Sul tfr la spuntano le banche

02/09/2005
    venerdì 2 settembre 2005

    pagina 31

      Maroni accoglie le richieste dell’Abi. Sindacati pessimisti sull’ok alla riforma

      Sul tfr la spuntano le banche

      Niente automatismi nella concessione del credito

      Luca Saitta

      La riforma del tfr è nelle mani delle banche che, sul meccanismo delle compensazioni, rischiano di fare fallire il rilancio della previdenza complementare. Maroni, di fatto, ha accolto ormai ufficialmente la loro posizione: ovvero, non ci sarà nessun automatismo nell’erogazione dei finanziamenti. Se dare i soldi o no lo decideranno gli istituti di credito, ma solo se c’è la solida garanzia di un fondo pubblico e se le aziende che li richiedono dimostrano sufficiente affidabilità. Una posizione che, se non verrà smussata, a fronte di un governo che sembra vagare ancora in un mare di nebbia per quanto riguarda le precise misure d’intervento a favore delle aziende, lascia difficilmente prevedere l’assenso alla riforma da parte del fronte industriale.

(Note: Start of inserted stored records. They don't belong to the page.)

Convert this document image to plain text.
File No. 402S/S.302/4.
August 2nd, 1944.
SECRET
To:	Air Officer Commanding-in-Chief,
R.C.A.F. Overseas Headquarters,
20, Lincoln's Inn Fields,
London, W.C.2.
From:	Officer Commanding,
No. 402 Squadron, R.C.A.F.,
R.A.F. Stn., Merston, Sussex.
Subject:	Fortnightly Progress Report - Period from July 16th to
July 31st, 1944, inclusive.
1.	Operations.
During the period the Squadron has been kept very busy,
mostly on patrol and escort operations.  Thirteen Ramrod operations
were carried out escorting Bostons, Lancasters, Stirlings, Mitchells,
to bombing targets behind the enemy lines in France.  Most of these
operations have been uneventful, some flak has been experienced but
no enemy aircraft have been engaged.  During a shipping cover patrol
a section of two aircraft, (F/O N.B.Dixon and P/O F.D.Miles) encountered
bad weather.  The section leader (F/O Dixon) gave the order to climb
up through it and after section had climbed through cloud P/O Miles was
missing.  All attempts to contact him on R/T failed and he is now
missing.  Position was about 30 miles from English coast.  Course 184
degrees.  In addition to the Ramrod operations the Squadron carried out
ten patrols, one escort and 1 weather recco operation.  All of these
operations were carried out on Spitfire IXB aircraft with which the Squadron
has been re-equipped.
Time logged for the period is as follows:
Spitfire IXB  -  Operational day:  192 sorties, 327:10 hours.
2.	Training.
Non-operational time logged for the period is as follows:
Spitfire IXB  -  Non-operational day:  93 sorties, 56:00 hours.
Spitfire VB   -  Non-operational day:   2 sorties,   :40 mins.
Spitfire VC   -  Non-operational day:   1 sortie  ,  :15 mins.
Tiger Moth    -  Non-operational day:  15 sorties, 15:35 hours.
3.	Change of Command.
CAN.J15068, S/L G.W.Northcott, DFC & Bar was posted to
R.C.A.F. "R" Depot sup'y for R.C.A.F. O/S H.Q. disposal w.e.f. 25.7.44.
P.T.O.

      Tutte le parti in causa, dal canto loro, fanno appello alla legge delega: le imprese nel dire che il rilancio della previdenza integrativa dovrà essere ´a costo zero’ per loro, le banche nel sottolineare di essere tenute solo a una ´facilitazione nell’accesso al credito’ e a niente di più. Di fatto, a due giorni dall’incontro tra Maroni e parti sociali, comincia a serpeggiare un forte scoraggiamento sulla possibilità di condurre in porto la manovra.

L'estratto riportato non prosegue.